Amy Trentham-Dietz, PhD University of Wisconsin
Donald Berry, PhD University of Texas MD Anderson
Sandra J Lee, DSc Dana-Farber Cancer Institute
Harry de Koning, MD, PhD Erasmus MC
Sylvia Plevritris, PhD Stanford University

Grant Number: 1U01CA152958-01

Abstract: Breast cancer remains the second leading cause of cancer morbidity and mortality among women in the US. New discoveries have resulted in the widely accepted view that breast cancer is a heterogeneous disease with molecularly distinguishable morphological subtypes. This awareness is driving the development of new paradigms for the prevention, early detection, and clinical management of breast cancer.
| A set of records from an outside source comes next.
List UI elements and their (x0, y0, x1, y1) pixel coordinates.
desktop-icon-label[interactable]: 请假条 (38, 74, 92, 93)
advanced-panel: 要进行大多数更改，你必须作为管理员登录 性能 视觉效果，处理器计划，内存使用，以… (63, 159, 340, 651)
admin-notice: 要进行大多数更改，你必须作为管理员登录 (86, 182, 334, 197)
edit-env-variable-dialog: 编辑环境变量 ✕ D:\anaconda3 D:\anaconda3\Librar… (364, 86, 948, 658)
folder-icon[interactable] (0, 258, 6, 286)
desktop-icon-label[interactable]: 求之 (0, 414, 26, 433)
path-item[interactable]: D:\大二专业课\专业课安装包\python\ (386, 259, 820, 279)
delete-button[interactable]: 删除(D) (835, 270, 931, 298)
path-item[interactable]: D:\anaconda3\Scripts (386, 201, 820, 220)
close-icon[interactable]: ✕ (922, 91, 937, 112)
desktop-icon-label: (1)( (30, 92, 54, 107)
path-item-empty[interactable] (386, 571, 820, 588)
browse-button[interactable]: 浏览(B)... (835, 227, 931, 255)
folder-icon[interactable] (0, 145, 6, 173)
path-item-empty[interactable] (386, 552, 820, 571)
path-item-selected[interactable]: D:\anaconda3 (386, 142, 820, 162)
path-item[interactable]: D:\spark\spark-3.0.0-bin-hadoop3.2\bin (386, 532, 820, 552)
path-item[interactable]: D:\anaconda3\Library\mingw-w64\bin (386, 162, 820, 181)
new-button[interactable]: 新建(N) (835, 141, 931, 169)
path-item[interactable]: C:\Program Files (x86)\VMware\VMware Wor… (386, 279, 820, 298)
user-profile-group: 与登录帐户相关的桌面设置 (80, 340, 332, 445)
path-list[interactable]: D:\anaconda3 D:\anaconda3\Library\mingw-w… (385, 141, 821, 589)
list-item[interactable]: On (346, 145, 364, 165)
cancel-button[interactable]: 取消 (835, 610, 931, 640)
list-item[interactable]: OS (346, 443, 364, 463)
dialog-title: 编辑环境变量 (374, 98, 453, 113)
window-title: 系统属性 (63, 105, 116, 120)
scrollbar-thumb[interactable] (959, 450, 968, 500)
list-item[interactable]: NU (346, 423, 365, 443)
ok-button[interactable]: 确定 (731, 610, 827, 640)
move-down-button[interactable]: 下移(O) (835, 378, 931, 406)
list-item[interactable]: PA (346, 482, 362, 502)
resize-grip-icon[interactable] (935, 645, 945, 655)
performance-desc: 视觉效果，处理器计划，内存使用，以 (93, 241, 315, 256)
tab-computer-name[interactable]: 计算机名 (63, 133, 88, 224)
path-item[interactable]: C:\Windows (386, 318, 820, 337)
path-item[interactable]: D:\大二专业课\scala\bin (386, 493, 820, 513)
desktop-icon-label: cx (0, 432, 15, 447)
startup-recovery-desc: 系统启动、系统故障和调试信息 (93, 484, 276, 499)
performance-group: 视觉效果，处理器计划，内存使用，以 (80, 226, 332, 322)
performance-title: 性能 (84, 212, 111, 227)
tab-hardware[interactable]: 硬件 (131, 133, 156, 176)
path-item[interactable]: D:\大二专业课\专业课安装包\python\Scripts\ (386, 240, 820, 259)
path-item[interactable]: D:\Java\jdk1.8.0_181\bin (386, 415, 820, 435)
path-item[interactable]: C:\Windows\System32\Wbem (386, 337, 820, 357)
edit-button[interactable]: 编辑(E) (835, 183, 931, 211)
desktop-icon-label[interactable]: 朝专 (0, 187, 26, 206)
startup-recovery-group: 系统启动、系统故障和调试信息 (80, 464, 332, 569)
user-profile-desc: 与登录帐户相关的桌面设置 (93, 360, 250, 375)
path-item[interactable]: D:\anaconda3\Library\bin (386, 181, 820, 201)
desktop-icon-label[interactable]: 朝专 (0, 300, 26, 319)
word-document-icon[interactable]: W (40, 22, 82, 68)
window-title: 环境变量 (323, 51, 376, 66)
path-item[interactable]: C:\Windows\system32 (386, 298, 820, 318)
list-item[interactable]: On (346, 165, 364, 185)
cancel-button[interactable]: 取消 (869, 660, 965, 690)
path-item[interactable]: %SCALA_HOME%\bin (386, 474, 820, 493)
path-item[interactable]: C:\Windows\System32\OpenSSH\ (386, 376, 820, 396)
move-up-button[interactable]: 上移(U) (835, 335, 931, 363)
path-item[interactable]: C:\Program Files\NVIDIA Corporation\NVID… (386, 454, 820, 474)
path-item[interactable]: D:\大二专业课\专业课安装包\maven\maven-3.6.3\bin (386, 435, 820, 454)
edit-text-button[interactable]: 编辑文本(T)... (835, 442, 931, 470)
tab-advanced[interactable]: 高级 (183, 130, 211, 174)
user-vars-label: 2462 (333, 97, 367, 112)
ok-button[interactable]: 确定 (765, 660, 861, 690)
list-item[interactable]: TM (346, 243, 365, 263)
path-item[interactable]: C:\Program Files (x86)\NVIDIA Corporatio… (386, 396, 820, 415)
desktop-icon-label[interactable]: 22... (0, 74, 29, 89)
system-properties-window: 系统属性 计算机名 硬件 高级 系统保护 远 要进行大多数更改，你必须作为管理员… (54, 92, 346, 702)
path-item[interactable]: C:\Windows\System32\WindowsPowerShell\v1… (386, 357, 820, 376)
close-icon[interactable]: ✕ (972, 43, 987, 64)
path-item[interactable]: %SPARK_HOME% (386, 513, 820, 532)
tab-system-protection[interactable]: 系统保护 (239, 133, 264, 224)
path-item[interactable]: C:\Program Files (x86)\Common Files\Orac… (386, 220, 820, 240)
However, there are very limited data on the population effects of these novel cancer control approaches. Population modeling is a unique comparative effectiveness paradigm to fill this gap by translating advances from the laboratory and clinical trials to understanding their net effects on US breast cancer mortality. The CISNET Breast Working Group has collaborated over the past nine years to apply independent population models to evaluate cancer control practices and use results to inform clinical and public health guidelines.
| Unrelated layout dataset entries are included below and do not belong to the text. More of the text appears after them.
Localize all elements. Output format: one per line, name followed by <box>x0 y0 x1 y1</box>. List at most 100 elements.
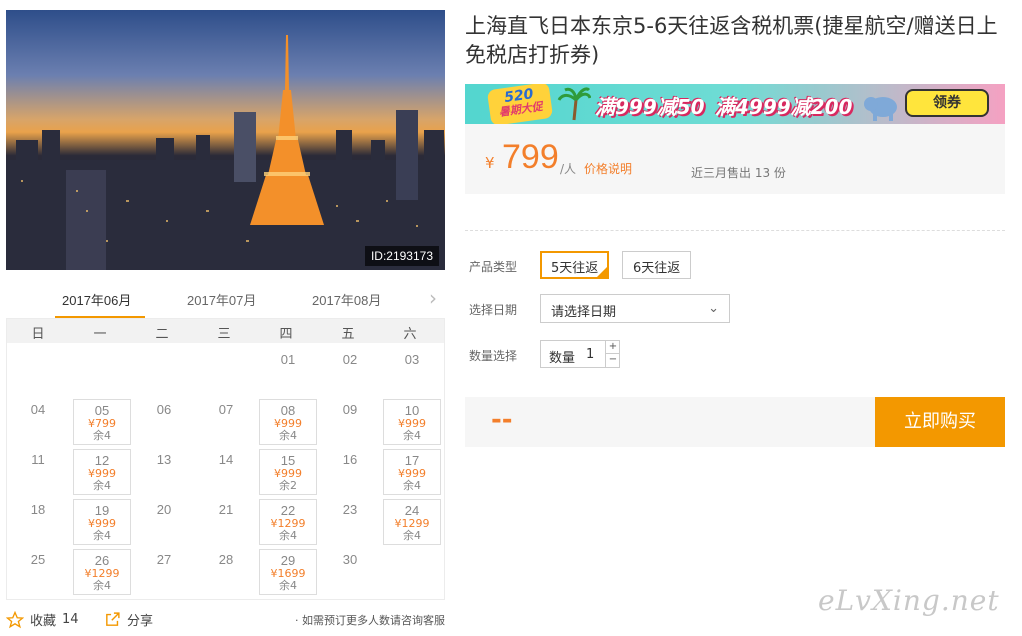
calendar-day[interactable]: 29 ¥1699 余4 <box>259 549 317 595</box>
date-select[interactable]: 请选择日期 ⌄ <box>540 294 730 323</box>
day-stock: 余4 <box>279 579 297 592</box>
calendar-day: 03 <box>383 349 441 395</box>
day-number: 15 <box>280 453 296 468</box>
quantity-inner-label: 数量 <box>549 351 576 366</box>
weekday-thu: 四 <box>279 327 293 342</box>
weekday-header: 日 一 二 三 四 五 六 <box>7 319 444 343</box>
day-number: 16 <box>342 452 358 467</box>
tab-month-jun[interactable]: 2017年06月 <box>62 290 131 309</box>
weekday-sun: 日 <box>31 327 45 342</box>
watermark: eLvXing.net <box>818 584 1000 617</box>
buy-now-button[interactable]: 立即购买 <box>875 397 1005 447</box>
calendar-day: 27 <box>135 549 193 595</box>
weekday-sat: 六 <box>403 327 417 342</box>
chevron-down-icon: ⌄ <box>708 301 719 316</box>
day-number: 23 <box>342 502 358 517</box>
product-title: 上海直飞日本东京5-6天往返含税机票(捷星航空/赠送日上免税店打折券) <box>465 14 998 67</box>
tab-month-jul[interactable]: 2017年07月 <box>187 290 256 309</box>
day-number: 30 <box>342 552 358 567</box>
calendar-day[interactable]: 10 ¥999 余4 <box>383 399 441 445</box>
calendar-day[interactable]: 12 ¥999 余4 <box>73 449 131 495</box>
star-icon <box>6 610 24 628</box>
day-number: 10 <box>404 403 420 418</box>
product-type-label: 产品类型 <box>469 260 518 274</box>
day-stock: 余4 <box>279 529 297 542</box>
calendar-day: 04 <box>9 399 67 445</box>
day-number: 28 <box>218 552 234 567</box>
day-number: 27 <box>156 552 172 567</box>
day-number: 21 <box>218 502 234 517</box>
calendar-day: 20 <box>135 499 193 545</box>
day-number: 22 <box>280 503 296 518</box>
product-actions: 收藏 14 分享 · 如需预订更多人数请咨询客服 <box>6 606 445 632</box>
calendar-day[interactable]: 15 ¥999 余2 <box>259 449 317 495</box>
quantity-input[interactable]: 1 <box>586 347 594 362</box>
calendar-day: 30 <box>321 549 379 595</box>
promo-banner[interactable]: 520 暑期大促 满999减50 满4999减200 领券 <box>465 84 1005 124</box>
day-stock: 余4 <box>93 429 111 442</box>
favorite-count: 14 <box>62 612 79 627</box>
tokyo-tower-illustration <box>6 35 445 270</box>
share-icon <box>106 612 120 626</box>
day-stock: 余4 <box>279 429 297 442</box>
price-unit: /人 <box>560 162 577 176</box>
calendar-day: 13 <box>135 449 193 495</box>
calendar-day[interactable]: 26 ¥1299 余4 <box>73 549 131 595</box>
calendar-day: 25 <box>9 549 67 595</box>
quantity-label: 数量选择 <box>469 349 518 363</box>
quantity-increase-button[interactable]: + <box>605 341 620 354</box>
promo-badge: 520 暑期大促 <box>486 84 554 124</box>
calendar-day: 11 <box>9 449 67 495</box>
calendar-day[interactable]: 08 ¥999 余4 <box>259 399 317 445</box>
day-number: 14 <box>218 452 234 467</box>
day-number: 07 <box>218 402 234 417</box>
photo-id-badge: ID:2193173 <box>364 246 439 266</box>
day-number: 24 <box>404 503 420 518</box>
calendar-day: 28 <box>197 549 255 595</box>
tab-month-aug[interactable]: 2017年08月 <box>312 290 381 309</box>
day-number: 05 <box>94 403 110 418</box>
calendar-day: 16 <box>321 449 379 495</box>
quantity-decrease-button[interactable]: − <box>605 354 620 367</box>
calendar-day[interactable]: 24 ¥1299 余4 <box>383 499 441 545</box>
day-stock: 余4 <box>403 529 421 542</box>
calendar-day[interactable]: 22 ¥1299 余4 <box>259 499 317 545</box>
price-currency: ¥ <box>485 154 495 172</box>
selected-check-icon <box>596 266 609 278</box>
day-number: 12 <box>94 453 110 468</box>
day-number: 20 <box>156 502 172 517</box>
price-value: 799 <box>502 138 559 176</box>
type-option-6day[interactable]: 6天往返 <box>622 251 692 279</box>
day-number: 06 <box>156 402 172 417</box>
favorite-button[interactable]: 收藏 14 <box>6 610 79 629</box>
calendar-day[interactable]: 19 ¥999 余4 <box>73 499 131 545</box>
day-stock: 余4 <box>93 579 111 592</box>
calendar-day[interactable]: 05 ¥799 余4 <box>73 399 131 445</box>
palm-tree-icon <box>557 87 591 121</box>
sold-count: 近三月售出 13 份 <box>691 166 786 180</box>
calendar-day: 09 <box>321 399 379 445</box>
type-option-5day[interactable]: 5天往返 <box>540 251 610 279</box>
day-stock: 余4 <box>93 479 111 492</box>
day-number: 17 <box>404 453 420 468</box>
chevron-right-icon[interactable]: › <box>429 286 437 310</box>
total-price: -- <box>491 405 513 435</box>
claim-coupon-button[interactable]: 领券 <box>905 89 989 117</box>
share-label: 分享 <box>127 614 154 629</box>
month-tabs: 2017年06月 2017年07月 2017年08月 › <box>6 284 445 319</box>
calendar-day: 02 <box>321 349 379 395</box>
day-number: 03 <box>404 352 420 367</box>
promo-offer-1: 满999减50 <box>595 95 705 119</box>
calendar-day: 21 <box>197 499 255 545</box>
share-button[interactable]: 分享 <box>104 610 153 629</box>
day-number: 29 <box>280 553 296 568</box>
day-number: 25 <box>30 552 46 567</box>
type-option-6day-label: 6天往返 <box>633 261 681 276</box>
calendar-day[interactable]: 17 ¥999 余4 <box>383 449 441 495</box>
day-number: 19 <box>94 503 110 518</box>
weekday-tue: 二 <box>155 327 169 342</box>
day-number: 04 <box>30 402 46 417</box>
price-explanation-link[interactable]: 价格说明 <box>584 160 632 177</box>
day-number: 13 <box>156 452 172 467</box>
section-divider <box>465 230 1005 231</box>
This proposal leverages the investment in these models and provides the continuity and cohesion of this highly productive group. The modeling groups include Dana Farber (D). Erasmus MC (E), Georgetown-Einstein (G), MD Anderson (M), Stanford (S) and Wisconsin-Harvard (W). For this application, we will extend our work by modeling populations of women with varying risk factors (e.g., breast density, HRT) for the development of specific molecular subtypes of breast cancer (based on ER and HER2). Our specific aims are to use these adapted models to:

  1. compare the impact of observed practice patterns to the benefits and harms of targeting new screening and adjuvant therapy modalities based on risk factors and molecular subtypes;
  2. explore the impact of improving access to new services;
  3. conduct value-of information-like analyses to evaluate the relationship between performance characteristics of a new screening test (e.g. blood based biomarker) and its impact on breast cancer mortality, utilization of treatments and over-diagnosis; and
  4. communicate results to end-users using a web-based platform.

This work will advance the field of modeling by explicitly capturing molecular attributes of breast cancer, and in so doing, build a robust capacity to inform debates about "best practices" for cancer control interventions.